The tactics are the same and the experience of the UK and USA in Helmand has boosted us and I hope this helps us to overcome the challenges in Somalia.
We have gained a lot from the British troops - staff work, skills and tactics which will be useful to us on the ground.
Having been trained and tested for the streets of Somalia, only time will tell how successful the Ugandan mission to Mogadishu will be. Exposure to the reality of theatre will be the troops’ ultimate final exercise.

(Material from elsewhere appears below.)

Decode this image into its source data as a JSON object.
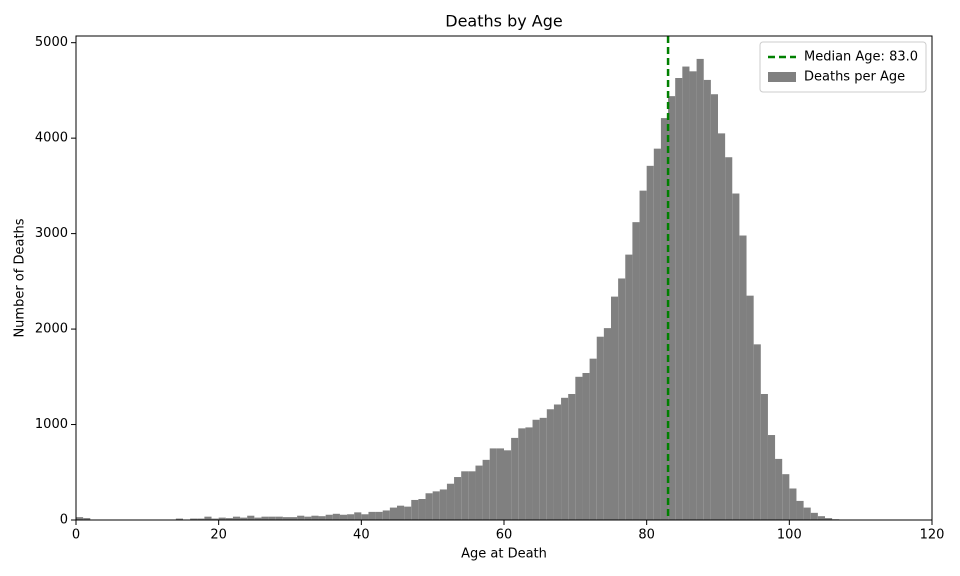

Foreign forces help Ugandan peacekeepers
The 16-week pre-deployment training course in Singo is partly funded and led by the US African Contingency Operations Training and Assistance programme, which provides field and staff training and equipment for peacekeeping forces.
Ex-US Army Staff Sergeant Matthew Anderson helped coach the latest group of UPDF soldiers destined for Mogadishu, building up their basic soldiering and operational skills:
The lessons are practical with very little taking place in the classroom,” he explained.
They learn more by practising, I think we all do. For example, we get them out patrolling in the village so they learn that if they’re nice to the civvies they’ll get a lot more information. You don’t want peacekeeping forces to go in and take advantage.
A unit from the French Foreign Legion also visited Singo to help educate staff before the British Army’s short-term training team arrived for the final exercise:
They have come on in leaps and bounds, until the last serial you need to encourage them a little,” said Mr Anderson.
We’ve dumped a lot of information on them in pre-deployment training and now we’re seeing how they put it together. We want them to react to contact and for the first person who sees the enemy to tell people. That’s the most simple patrolling task.
Mr Anderson said he had tried to pass on the many valuable lessons he learned while working as a military medic in Iraq:
They have lots of experience of patrolling in the bush from past wars, but now they have peacekeeping in Mogadishu, which won’t be peaceful. It will be fighting every day in a different environment.
This training is about trying to give them more confidence so they don’t all shoot at the same time. The number of civilian casualties will go down if we are successful.
They’ve had the training, they just need to put it all together.